The NOLA Project has done it again. Celebrating its 10th anniversary this week, the cutting edge company is serving up a sumptuous feast of theatre al fresco at the New Orleans Museum of Art's Walda and Sidney Besthoff Sculpture Garden. The production directed by founding artistic director Andrew Larimer features a 22-member cast playing characters culled from the texts of Lewis Carroll's "Alice's Adventures in Wonderland" and "Through the Looking Glass."

Written by Peter McElligott, the play is in reality three separate 80-minute plays that can each stand on its own. The three tracks are in fact interactive and pull the audience members into the larger story by focusing on one of three main female leads, each with her own distinctive color. The Blue Cheshire Cat's track is a very fast paced collection of scenes that take place at various locations within the sculpture garden and is designed to show the story of Alice (Molly Ruben Long), who wears blue.

A track with a more medium paced speed is the Red Queen's track and follows the story of Esther (Kyle June Williams), who wears red. On this track there is a coronation of the Red Queen and a series of scenes intended to familiarize the audience members with the story of the jaberwocky, a huge, deadly winged.

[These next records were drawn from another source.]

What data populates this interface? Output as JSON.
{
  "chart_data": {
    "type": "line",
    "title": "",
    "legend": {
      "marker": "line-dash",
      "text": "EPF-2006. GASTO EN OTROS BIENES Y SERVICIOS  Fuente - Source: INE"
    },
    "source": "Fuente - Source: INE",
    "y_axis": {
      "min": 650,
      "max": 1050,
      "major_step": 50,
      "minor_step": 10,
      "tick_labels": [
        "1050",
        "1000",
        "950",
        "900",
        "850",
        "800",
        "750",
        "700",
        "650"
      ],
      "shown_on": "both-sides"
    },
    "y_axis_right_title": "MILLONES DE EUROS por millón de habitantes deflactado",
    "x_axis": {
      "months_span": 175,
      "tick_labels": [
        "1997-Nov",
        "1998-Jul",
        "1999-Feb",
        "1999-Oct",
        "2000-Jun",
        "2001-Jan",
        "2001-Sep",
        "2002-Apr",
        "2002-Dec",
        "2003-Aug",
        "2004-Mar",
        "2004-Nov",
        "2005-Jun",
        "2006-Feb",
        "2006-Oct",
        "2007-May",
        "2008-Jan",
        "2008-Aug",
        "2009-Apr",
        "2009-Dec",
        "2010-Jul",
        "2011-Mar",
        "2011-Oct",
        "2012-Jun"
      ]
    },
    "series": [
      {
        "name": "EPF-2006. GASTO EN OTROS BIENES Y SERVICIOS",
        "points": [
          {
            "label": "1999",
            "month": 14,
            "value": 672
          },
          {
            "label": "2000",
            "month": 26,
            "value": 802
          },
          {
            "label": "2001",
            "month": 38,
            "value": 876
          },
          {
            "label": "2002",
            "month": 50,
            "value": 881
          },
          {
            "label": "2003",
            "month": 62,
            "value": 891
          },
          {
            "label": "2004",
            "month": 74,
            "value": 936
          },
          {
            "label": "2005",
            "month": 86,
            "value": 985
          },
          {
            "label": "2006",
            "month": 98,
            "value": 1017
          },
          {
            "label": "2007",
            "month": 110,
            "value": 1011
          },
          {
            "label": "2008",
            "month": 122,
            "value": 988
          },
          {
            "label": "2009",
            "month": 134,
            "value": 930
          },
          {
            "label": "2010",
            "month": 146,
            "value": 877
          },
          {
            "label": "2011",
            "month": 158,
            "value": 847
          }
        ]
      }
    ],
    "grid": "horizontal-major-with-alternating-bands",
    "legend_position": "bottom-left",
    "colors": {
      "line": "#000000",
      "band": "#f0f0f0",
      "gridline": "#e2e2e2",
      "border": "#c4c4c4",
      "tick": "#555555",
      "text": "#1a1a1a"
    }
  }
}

The more traditional play setting is that of the Mad Hatter's Tea Party and its associated color of green is used to emphasize the story of Carl (Becca Chapman), the last of the trio of young girls. This is a track where audience members are encouraged to bring blankets and chairs, because it is stationary. The other two tracks make their way to the Mad Hatter's Tea Party at various times during the course of the night, finally returning for the climax at the end of the show.

Silliness and letting one's hair down is at the center of all three tracks. The Mad Hatter (Alex Martinez Wallace) and the March Hare (Keith Claverie) are absolutely histerical as the play unfolds at the pine grove for those on the green track. The Cheshire Cat played alternatively by Ross Britz and Dylan Hunter has a key role throughout the blue track. A. J. Allegra, as the White Knight, does the bidding of the Red Queen and also figures prominently on the red track.

This is a play worthy of being seen by audiences of all ages and will introduce the very young to the possibilities that abound in an immersive theatrical experience. The production continues until May 25.